TITLE:
Ewing Sarcoma: A Comprehensive Review of Its Classification, Diagnosis, and Emerging Treatments
AUTHORS:
Hugo Uriel Suaste-Vera, Rafael Villalobos-Molina
KEYWORDS:
Ewing Sarcoma, Cancer, Diagnosis, Classification, Therapy
JOURNAL NAME:
Journal of Biosciences and Medicines,
Vol.13 No.8,
August
15,
2025
ABSTRACT: Ewing sarcoma comprises a group of highly aggressive malignant neoplasms that predominantly affect children, adolescents, and young adults. It is classified among small round cell tumors and is cytogenetically characterized by specific chromosomal translocations, the most common being t(11;22) (q24;q12), which results in the fusion of the EWSR1 gene with members of the ETS transcription factor family, primarily FLI1. This genetic alteration plays a pivotal role not only in malignant transformation but also serves as a key diagnostic biomarker. Epidemiologically, Ewing sarcoma represents the second most frequent primary bone tumor in the pediatric population, with a clear predominance in males and individuals of Caucasian descent. Clinically, it typically presents as localized bone pain, often accompanied by swelling or a palpable mass, and in some cases, systemic symptoms. The most common locations include the long bones of the lower limbs and the pelvis. Diagnosis requires a multidisciplinary approach encompassing advanced radiological studies (magnetic resonance imaging, computed tomography), bone scintigraphy, and histological confirmation through biopsy, supported by immunohistochemical techniques (such as CD99 expression), and molecular analyses for the detection of gene fusions. The standard treatment is based on a combination of intensive systemic chemotherapy, radical surgery, and, in some cases, radiotherapy. Multicenter clinical trials, such as the Euro-Ewing 99 protocol, have optimized therapeutic strategies, improving survival rates in localized disease (up to 70% - 75%), and reducing the long-term adverse effects. Nevertheless, the prognosis remains poor in patients with metastatic or recurrent disease, prompting the development of targeted therapies, immunotherapies (such as IGF-1R inhibitors or T cell-based strategies), and personalized approaches guided by molecular profiles.
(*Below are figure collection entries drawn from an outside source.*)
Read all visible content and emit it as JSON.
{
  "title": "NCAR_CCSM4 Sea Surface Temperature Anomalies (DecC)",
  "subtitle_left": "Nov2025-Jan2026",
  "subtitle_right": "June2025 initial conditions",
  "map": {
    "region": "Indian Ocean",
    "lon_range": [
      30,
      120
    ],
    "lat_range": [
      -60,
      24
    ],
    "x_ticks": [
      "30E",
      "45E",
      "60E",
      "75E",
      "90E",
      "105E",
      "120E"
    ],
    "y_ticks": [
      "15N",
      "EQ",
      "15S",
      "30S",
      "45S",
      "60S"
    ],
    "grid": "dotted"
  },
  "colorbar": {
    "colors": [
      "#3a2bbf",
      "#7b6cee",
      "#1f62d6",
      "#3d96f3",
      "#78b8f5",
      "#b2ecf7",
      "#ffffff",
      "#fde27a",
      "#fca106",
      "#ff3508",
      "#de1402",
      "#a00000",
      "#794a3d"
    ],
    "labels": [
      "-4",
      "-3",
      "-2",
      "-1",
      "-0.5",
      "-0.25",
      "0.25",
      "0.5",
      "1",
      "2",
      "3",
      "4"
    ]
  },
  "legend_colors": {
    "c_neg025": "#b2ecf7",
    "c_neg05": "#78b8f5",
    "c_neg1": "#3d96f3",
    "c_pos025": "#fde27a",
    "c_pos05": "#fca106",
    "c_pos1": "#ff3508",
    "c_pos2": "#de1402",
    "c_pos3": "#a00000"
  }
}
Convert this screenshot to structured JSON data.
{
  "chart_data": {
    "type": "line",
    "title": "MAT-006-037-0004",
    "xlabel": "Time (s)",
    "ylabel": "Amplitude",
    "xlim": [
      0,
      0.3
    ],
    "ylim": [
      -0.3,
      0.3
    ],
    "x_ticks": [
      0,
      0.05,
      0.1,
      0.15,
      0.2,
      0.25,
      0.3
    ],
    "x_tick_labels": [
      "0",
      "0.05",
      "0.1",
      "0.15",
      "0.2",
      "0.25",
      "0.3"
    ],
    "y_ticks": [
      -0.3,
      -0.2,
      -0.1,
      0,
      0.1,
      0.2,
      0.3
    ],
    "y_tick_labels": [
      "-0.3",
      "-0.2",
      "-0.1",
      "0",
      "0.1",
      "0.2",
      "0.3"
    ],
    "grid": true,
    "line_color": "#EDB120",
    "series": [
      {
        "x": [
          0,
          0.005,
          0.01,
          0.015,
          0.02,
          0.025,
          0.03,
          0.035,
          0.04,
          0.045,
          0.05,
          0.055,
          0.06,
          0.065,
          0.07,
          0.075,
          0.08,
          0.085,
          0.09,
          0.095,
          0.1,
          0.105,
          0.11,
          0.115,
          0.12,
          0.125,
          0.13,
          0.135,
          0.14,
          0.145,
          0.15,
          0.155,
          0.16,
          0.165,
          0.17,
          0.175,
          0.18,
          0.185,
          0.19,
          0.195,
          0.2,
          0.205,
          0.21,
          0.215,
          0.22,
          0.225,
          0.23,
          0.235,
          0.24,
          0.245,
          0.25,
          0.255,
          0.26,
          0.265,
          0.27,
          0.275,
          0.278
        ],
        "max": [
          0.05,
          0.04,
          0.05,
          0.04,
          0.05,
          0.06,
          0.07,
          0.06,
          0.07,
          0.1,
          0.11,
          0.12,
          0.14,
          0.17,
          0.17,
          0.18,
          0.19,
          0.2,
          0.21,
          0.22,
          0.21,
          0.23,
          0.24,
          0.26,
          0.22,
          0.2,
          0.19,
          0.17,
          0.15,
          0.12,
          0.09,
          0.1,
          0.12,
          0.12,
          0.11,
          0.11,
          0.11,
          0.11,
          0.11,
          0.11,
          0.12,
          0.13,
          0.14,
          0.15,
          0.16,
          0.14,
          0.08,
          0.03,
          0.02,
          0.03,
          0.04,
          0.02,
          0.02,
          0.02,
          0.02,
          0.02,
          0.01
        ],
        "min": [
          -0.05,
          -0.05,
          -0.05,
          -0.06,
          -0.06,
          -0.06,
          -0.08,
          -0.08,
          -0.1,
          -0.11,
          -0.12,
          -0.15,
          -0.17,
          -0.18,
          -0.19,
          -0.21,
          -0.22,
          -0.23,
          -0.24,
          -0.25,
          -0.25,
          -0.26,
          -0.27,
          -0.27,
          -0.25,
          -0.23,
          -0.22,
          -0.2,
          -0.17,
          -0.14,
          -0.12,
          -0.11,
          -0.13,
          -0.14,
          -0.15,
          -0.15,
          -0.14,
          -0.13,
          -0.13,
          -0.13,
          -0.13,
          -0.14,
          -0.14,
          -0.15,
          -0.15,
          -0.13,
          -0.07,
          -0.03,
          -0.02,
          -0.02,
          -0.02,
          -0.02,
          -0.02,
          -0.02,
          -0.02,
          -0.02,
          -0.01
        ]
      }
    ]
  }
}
This article presents an up-to-date and comprehensive review of Ewing sarcoma, focusing on its biological classification, clinical manifestations, diagnostic methods, current therapeutic options, and emerging advances in translational research, with an emphasis on the need to individualize clinical management, and explore new therapeutic targets to improve outcomes in high-risk subgroups.